Ob die Fälschungen echt waren und falsch, ließ sich letztlich nicht mehr feststellen. Es waren einfach zu viele Gemälde, die die Angeklagte unter dem Namen Konrad Kujau verkauft hatte - denn mit den Werken des Meisterfälschers ließ sich gutes Geld verdienen.
Von Uta Eisenhardt, Dresden

Konrad Kujau hätte sich lachend auf die Schenkel geklopft, da ist sich Petra Kujau sicher, hätte der selbsternannte Fälscher-König und Hitler-Tagebuch-Verfasser die Verwirrung erlebt, die seine Bilder noch zehn Jahre nach seinem Tod stifteten. Petra Kujau ist eine Großnichte, und zusammen mit ihrem Lebensgefährten Dieter G. steht nun vor dem Landgericht Dresden, weil beide angeblich die berühmten Fälschungen ihres Großonkels gefälscht haben sollen. Vorwurf: Betruges und Urkundenfälschung.

Laut Anklage soll das Paar 301 Bilder billig aus Asien eingekauft haben: Angefangen von Van Gogh's "Selbstporträt mit verbundenem Ohr" über Franz Marc's "Blaues Pferd" bis zu Monet's "Seerosenteich". Auch gefälschte Kujau-Schöpfungen mit dem Titel "Beim Kartenlegen", "Pferde in der Provence" oder "Romantisches Venedig" listet die Staatsanwaltschaft auf. Die Angeklagten sollen die Kopien mit der Unterschrift Konrad Kujaus signiert haben, um sie dann teuer über das Internet zu verkaufen - so das Ergebnis der zweijährigen Ermittlungen.

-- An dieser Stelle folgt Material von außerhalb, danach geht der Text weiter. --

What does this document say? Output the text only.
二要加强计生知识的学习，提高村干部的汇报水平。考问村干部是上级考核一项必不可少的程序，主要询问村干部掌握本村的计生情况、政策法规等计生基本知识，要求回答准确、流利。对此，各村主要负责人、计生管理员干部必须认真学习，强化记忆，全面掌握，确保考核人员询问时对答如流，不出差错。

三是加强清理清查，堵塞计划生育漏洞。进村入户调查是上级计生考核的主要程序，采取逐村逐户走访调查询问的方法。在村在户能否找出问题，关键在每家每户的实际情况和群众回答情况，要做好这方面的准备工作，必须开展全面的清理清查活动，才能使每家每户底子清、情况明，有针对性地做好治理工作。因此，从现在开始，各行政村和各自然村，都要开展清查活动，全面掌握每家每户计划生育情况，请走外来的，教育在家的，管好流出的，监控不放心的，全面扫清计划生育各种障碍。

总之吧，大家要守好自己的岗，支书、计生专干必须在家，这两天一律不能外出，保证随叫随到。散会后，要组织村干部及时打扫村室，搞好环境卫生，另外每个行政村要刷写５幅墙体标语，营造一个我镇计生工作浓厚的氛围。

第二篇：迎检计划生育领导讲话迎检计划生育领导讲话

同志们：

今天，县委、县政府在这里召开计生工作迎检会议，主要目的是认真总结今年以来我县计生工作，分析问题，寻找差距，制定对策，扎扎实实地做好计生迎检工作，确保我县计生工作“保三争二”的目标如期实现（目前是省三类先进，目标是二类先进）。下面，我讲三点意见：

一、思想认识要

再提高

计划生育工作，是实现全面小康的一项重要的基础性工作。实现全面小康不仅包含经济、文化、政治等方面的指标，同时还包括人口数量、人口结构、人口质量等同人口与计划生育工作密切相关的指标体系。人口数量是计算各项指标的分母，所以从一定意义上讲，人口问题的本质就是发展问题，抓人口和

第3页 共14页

Ganz legal Bilder gefälscht

Ende der 80er Jahre wurde Konrad Kujau nach vier Jahren aus der Haft entlassen. Anschließend nutzte er seine Prominenz, und fälschte ganz legal die Bilder großer Meister. Seine Werke stellte er regelmäßig aus, seine Kunst brachte er zudem einer Reihe von Schülern bei. Bis zu 3500 Euro ließen sich die Fans des Malers eine echte Kujau-Fälschung kosten - erkennbar am typischen Schriftzug, den die Gemälde trugen.

Seine eigenen Werke habe der Meisterfälscher stets mit "K. Kujau" und der Jahreszahl versehen, auf die Kopien berühmter Maler habe er nur "Kujau" und den Namen des Schöpfers geschrieben, so die Angeklagte. Eine echte Kujau-Unterschrift war klein, sagen der Kujau-Experte Schnauthiel und die Kujau-Meisterschülerin Gabriele Sauler: Der Verstorbene habe sich bemüht, seine Signatur zu verstecken. Und auf das "J" sei es angekommen. Aber Petra Kujau winkt ab: "Jede Unterschrift sieht anders aus, je nach Lust und Laune. Mal ist das 'J' so, mal so. Es gibt sogar 'J' mit Welle!"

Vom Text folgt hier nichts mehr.